My great-grandparents Alex (Alexander Michael) and Annie (Anna Maria Benton) Moran had a grocery store, a small “mom-and-pop” operation at the front of their house on Armstrong St. Here they are in the 1935 List of Electors (Victoria Ward, City of Ottawa), with my grandparents Allan Jerome Moran and Mary Catherine Lahey (here listed as Mrs Allan [W] [= Wife], married woman) listed just below:
Notice how Alex and Annie’s “mom-and-pop” operation has become a “pop” operation in this document: Moran, Alexander is listed as a “grocery store proprietor,” while his wife Annie (Mrs Alexander, [W] [= Wife]) is given the occupational designation of “married woman.”

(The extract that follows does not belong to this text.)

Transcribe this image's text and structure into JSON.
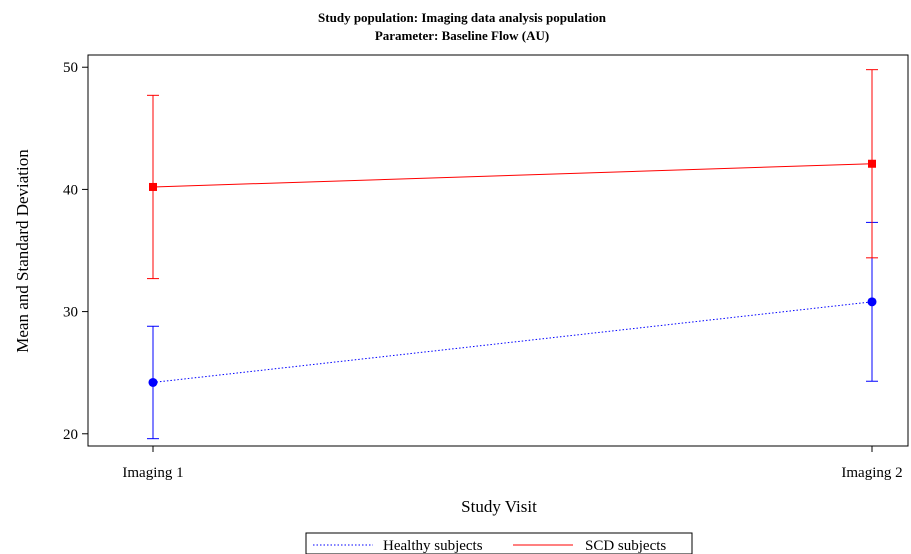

In the 1945 List of Electors (Dalhousie Ward, Ottawa West, City of Ottawa) the widowed Annie Moran (“Moran, Mrs. A.”) can be found at 390 Bronson Ave., Apt. 1. Also at 390 Bronson, Apt. 1 is Annie (Benton) Moran’s sister-in-law, Mary Emilia Moran (Mrs. E. J. [Edward Joseph] Delaney); and a Wesley McNight, soldier, and his wife:
Interestingly enough, my great-grandmother’s occupation is listed here as “retired.” Retired from her former occupation of “married woman”? Well, I suppose that makes sense, given that she was now a widow!